In Tanzania, the bulk of the 88.6% employment growth between 2002-2016 has been in the largely informal private sector comprised of non-agricultural Micro, Small, and Medium Enterprises (MSMEs). Along with this shift to more employment in non-farm MSMEs, labour productivity in Tanzania has grown more rapidly over the past 14 years than at any other time in recent history, at roughly 4% per annum. This study looked at the relationship between MSMEs, labour productivity, and economic growth.

Firstly, and perhaps unsurprisingly, the study found that the shift in employment nationally towards the MSME sector has been a key factor in the increase in labour productivity. More importantly though, this study finds it is a small subset of firms within the MSME sector that has contributed to the bulk of this increase. By using newly released data sets, including the first National MSME Survey conducted in Tanzania, the study finds that this subset of highly productive firms shares a set of common characteristics such as: i) owners that would not leave their job for a full-time position salaried position working elsewhere and ii) written accounts.

This fact matters because it has a bearing on where the Tanzanian government and its partners should invest resources if they want to boost overall productivity in the non-farm MSME sector. What these findings suggest is that the government should focus on making this ‘in-between sector’ of highly productive MSMEs grow further, rather than apply broad-based interventions to the whole sector. Accelerating employment growth in this group of firms has the potential to contribute 1.2 percentage points to annual labour productivity growth; to put this in perspective the formal modern sector contributed 1.58 percentage points to annual labour productivity growth over the ten years preceding this study.
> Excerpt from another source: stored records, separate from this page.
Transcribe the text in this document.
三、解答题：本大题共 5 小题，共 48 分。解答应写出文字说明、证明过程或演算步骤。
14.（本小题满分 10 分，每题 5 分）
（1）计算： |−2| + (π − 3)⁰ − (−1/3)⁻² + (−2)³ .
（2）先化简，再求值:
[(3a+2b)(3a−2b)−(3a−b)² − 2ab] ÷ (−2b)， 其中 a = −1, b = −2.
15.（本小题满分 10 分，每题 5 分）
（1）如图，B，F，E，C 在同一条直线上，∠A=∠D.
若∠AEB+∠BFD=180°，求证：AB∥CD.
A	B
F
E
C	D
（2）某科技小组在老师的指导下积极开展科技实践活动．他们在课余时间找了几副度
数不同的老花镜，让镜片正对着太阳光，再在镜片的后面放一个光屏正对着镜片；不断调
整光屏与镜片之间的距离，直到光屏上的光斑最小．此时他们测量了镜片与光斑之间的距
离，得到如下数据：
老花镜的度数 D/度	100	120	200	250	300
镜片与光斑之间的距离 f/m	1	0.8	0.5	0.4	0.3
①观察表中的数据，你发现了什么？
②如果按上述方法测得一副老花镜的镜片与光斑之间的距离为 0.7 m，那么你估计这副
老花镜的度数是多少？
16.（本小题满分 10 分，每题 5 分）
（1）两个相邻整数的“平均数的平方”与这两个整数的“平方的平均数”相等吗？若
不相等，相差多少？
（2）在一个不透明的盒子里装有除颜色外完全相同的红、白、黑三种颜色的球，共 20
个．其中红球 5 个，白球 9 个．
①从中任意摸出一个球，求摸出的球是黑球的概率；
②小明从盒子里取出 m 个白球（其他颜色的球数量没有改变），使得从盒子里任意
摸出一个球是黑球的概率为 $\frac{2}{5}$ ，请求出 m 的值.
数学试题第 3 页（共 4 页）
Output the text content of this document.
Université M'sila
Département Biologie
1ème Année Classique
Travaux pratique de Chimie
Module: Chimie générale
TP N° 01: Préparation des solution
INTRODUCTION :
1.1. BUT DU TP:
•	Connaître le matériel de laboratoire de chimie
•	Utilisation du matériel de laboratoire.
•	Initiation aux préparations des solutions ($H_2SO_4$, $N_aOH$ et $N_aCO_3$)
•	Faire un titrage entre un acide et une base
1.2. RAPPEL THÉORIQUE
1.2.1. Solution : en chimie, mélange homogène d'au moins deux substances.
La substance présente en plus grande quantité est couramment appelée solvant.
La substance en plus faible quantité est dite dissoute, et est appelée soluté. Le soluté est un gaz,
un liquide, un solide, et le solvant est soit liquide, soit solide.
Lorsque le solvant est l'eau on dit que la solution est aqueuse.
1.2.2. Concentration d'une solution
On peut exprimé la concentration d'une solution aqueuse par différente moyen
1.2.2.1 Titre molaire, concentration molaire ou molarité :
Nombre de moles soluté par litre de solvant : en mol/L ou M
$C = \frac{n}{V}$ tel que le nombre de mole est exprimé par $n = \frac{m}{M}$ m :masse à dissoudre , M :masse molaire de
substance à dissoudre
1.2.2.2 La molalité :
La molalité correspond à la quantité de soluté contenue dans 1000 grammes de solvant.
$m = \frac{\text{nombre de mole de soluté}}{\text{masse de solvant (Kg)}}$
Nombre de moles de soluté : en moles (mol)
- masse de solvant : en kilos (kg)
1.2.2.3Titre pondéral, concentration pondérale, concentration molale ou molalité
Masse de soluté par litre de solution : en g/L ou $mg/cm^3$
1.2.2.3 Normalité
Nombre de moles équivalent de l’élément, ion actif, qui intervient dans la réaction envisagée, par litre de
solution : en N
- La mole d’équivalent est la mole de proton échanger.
Building on the potential of the productive in-between sector requires financial products and business services targeted at this group of firms – and this is exactly what researchers are now working on. Margaret Macmillian has now finished a project working with Tanzania’s Small Industries Development Organization (SIDO) and National Microfinance Bank (NMB), Tanzania’s largest commercial bank, to design and pilot a special loan product targeted to firms that exhibit high-growth potential.